In 2014 Stone met Michael Montgomery, who had experience in oil and gas and wanted to change the water well industry through leadership and technical excellence. Montgomery and Stone formed HydroLOGICA, based in Nicaragua. “We want to share our knowledge and expertise to tackle the global water crisis.”
They do this in part with an Epiroc TH10LM drilling rig by their side.
“We asked ourselves, ‘What does Nicaragua look like geologically, and what would be the most appropriate rig?’ Based on my experience,” Stone said, “I wanted a rig that could get to difficult locations. We wanted a simple rig. Don’t get me wrong - I love electronics but electronics in the middle of nowhere? It’s not a good mix.”
Stone said, “With minimal effort, no electronics, and without fear of anything breaking down, I drill mud for the first 200 feet, swap hoses, fire up the compressor, and keep going with air. The drilling community appreciates that.
"Everybody likes fancy electronics, but durability and ease of maintenance is something we love."
Stone can source locally available parts for the TH10 LM if needed. It has proven to be a workhorse for the company, “I do check the temperatures on it, and even here, it’s always under control,” Stone said. They are averaging 290-foot wells, but have drilled up to 700 ft deep and 8-to-12-inch diameter holes.
Stone said, “There is so little data of Nicaraguan geology, we regularly do geophysics and hydrogeological investigations. We have been able to locate higher-production wells.”
It’s typical for other drillers to take a week to a month to complete wells, but not HydroLOGICA. “We show up on site. In half a day, we set up an extra day to drill out the overburden, throw a hammer on that thing, and go fishing the next day. In three days, we’ve completed a well,” Stone said. “People ask us, ‘Hey, are you guys going to get started?’ and we say, ‘We’re already done.’”
Clean water is a prerequisite to development, education, and increased income. According to the World Health Organization, 844 million people worldwide lack access to drinking water. Every day, more than 800 children under age 5 die from diarrhea attributed to poor water and sanitation.
"When we drill a well for a farm, that doesn’t only impact the farm’s production. It also generates jobs and wealth in the surrounding communities - economic development."

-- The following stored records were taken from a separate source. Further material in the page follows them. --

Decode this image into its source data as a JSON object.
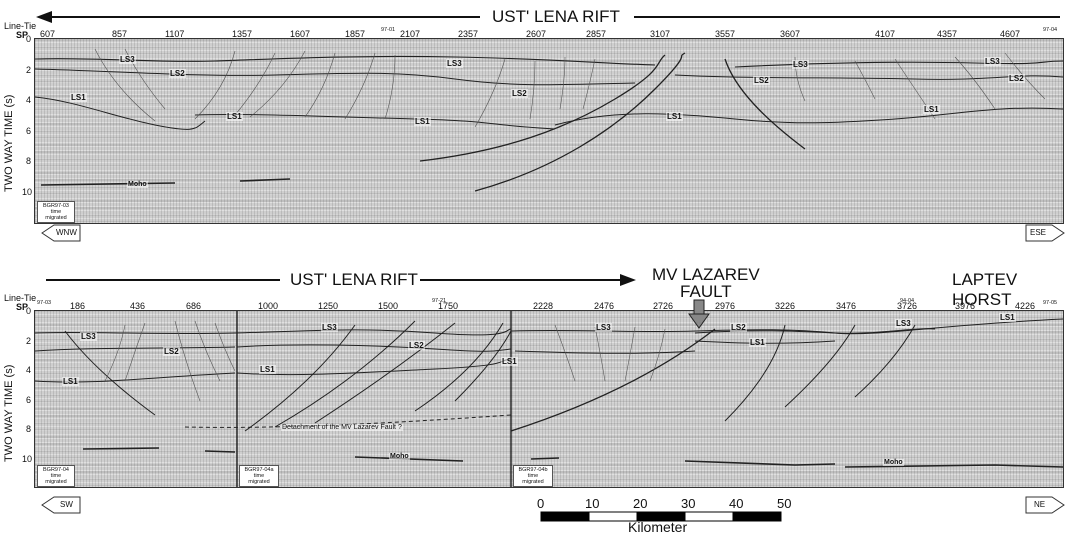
{
  "top": {
    "title": "UST' LENA RIFT",
    "line_tie_label": "Line-Tie",
    "sp_label": "SP",
    "sp_values": [
      "607",
      "857",
      "1107",
      "1357",
      "1607",
      "1857",
      "2107",
      "2357",
      "2607",
      "2857",
      "3107",
      "3557",
      "3607",
      "4107",
      "4357",
      "4607"
    ],
    "tie_marks": [
      "97-01",
      "97-04"
    ],
    "y_axis_label": "TWO WAY TIME (s)",
    "y_ticks": [
      "0",
      "2",
      "4",
      "6",
      "8",
      "10"
    ],
    "horizons": [
      "LS3",
      "LS2",
      "LS1",
      "LS3",
      "LS2",
      "LS1",
      "LS3",
      "LS2",
      "LS1",
      "LS3",
      "LS2",
      "LS1"
    ],
    "moho_label": "Moho",
    "profile_box": [
      "BGR97-03",
      "time",
      "migrated"
    ],
    "left_dir": "WNW",
    "right_dir": "ESE"
  },
  "bottom": {
    "rift_title": "UST' LENA RIFT",
    "fault_title_line1": "MV LAZAREV",
    "fault_title_line2": "FAULT",
    "horst_title": "LAPTEV HORST",
    "line_tie_label": "Line-Tie",
    "sp_label": "SP",
    "sp_values": [
      "186",
      "436",
      "686",
      "1000",
      "1250",
      "1500",
      "1750",
      "2228",
      "2476",
      "2726",
      "2976",
      "3226",
      "3476",
      "3726",
      "3976",
      "4226"
    ],
    "tie_marks": [
      "97-03",
      "97-21",
      "94-04",
      "97-05"
    ],
    "y_axis_label": "TWO WAY TIME (s)",
    "y_ticks": [
      "0",
      "2",
      "4",
      "6",
      "8",
      "10"
    ],
    "horizons": [
      "LS3",
      "LS2",
      "LS1",
      "LS3",
      "LS2",
      "LS1",
      "LS3",
      "LS1",
      "LS2",
      "LS1",
      "LS3",
      "LS1"
    ],
    "detachment_label": "Detachment of the MV Lazarev Fault ?",
    "moho_label": "Moho",
    "profile_boxes": [
      [
        "BGR97-04",
        "time",
        "migrated"
      ],
      [
        "BGR97-04a",
        "time",
        "migrated"
      ],
      [
        "BGR97-04b",
        "time",
        "migrated"
      ]
    ],
    "left_dir": "SW",
    "right_dir": "NE"
  },
  "scale": {
    "ticks": [
      "0",
      "10",
      "20",
      "30",
      "40",
      "50"
    ],
    "unit": "Kilometer"
  }
}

A basic thing as clean water becomes special when it is new to a community. For instance, in Las Palomas, a 2019 study by OneWorld Health: Nicaragua measured the effectiveness of a new well completed by HydroLOGICA. Residents’ stool and urine were tested before and after the new well. There was a 76.6 percent decrease in the prevalence of parasitic cysts in the study population. The study also found a 100 percent improved bacterial flora.

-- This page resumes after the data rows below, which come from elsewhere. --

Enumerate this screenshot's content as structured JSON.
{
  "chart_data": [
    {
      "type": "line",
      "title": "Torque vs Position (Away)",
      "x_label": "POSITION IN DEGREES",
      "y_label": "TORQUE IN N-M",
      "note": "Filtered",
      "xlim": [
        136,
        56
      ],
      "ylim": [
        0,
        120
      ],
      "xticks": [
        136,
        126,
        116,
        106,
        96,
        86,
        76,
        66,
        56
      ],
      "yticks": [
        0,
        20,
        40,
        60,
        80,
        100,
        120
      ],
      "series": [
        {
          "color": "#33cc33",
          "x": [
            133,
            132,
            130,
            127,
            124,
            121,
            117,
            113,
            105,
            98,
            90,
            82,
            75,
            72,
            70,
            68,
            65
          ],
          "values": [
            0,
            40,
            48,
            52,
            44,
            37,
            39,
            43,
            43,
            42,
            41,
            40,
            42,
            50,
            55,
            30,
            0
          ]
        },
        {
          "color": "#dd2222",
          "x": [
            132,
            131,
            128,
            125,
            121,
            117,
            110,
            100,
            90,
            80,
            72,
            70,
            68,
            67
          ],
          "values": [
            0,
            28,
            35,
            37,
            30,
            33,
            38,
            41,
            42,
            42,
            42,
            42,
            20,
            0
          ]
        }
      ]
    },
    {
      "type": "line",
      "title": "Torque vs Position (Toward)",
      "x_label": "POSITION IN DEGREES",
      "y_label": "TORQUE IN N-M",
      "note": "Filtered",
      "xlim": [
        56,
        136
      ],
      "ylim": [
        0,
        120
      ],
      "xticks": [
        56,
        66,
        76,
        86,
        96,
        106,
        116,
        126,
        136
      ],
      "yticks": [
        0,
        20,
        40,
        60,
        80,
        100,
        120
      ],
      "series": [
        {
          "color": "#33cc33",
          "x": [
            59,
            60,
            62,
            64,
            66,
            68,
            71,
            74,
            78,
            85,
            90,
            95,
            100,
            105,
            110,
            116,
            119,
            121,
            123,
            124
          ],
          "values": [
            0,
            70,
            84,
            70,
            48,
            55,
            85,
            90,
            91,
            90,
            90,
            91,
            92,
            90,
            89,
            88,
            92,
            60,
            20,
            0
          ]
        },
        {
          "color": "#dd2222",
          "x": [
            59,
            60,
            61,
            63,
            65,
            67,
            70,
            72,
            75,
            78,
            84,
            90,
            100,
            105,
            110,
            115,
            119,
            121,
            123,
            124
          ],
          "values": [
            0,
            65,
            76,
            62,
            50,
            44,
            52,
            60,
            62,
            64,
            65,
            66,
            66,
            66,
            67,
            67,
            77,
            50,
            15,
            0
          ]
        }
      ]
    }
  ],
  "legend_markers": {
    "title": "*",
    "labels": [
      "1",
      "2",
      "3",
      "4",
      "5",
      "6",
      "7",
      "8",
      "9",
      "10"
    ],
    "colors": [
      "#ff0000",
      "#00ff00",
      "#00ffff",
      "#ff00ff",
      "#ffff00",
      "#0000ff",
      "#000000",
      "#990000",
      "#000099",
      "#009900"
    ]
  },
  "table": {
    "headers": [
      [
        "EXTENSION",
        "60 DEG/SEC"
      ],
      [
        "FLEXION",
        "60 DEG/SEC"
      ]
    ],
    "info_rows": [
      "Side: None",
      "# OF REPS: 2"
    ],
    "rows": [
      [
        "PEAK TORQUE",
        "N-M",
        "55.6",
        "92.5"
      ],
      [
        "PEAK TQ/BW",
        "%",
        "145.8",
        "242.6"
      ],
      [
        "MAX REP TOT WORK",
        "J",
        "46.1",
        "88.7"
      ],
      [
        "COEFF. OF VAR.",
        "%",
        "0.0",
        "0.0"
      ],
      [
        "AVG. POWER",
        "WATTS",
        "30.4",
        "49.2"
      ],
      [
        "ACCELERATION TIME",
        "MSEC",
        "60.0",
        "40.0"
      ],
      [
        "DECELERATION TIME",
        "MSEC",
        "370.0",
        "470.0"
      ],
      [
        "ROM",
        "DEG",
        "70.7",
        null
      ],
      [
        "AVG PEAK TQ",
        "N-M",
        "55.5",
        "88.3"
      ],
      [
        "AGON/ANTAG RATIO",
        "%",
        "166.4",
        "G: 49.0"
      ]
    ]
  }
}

“Most wells in the area are like 5 gallons a minute or they just dry up,” Stone said. “When you come in with a drill like the TH10LM and proper technique, you can drill a well that gives 50 gallons a minute, so people have enough water for drinking and to bathe and shower. That’s the goal: dignity.”
Although work has slowed down during the COVID-19 pandemic, Stone sees repeat customers who know and trust his work. “I trust that more contracts are coming down the line. More than ever, it’s crucial to ensure access to clean water in rural communities.”
Stone said that in Nicaragua, 30 percent of rural communities don’t have access to an improved water source. That’s 800,000 people. He looks forward to pushing on with his mission to make clean water accessible to all.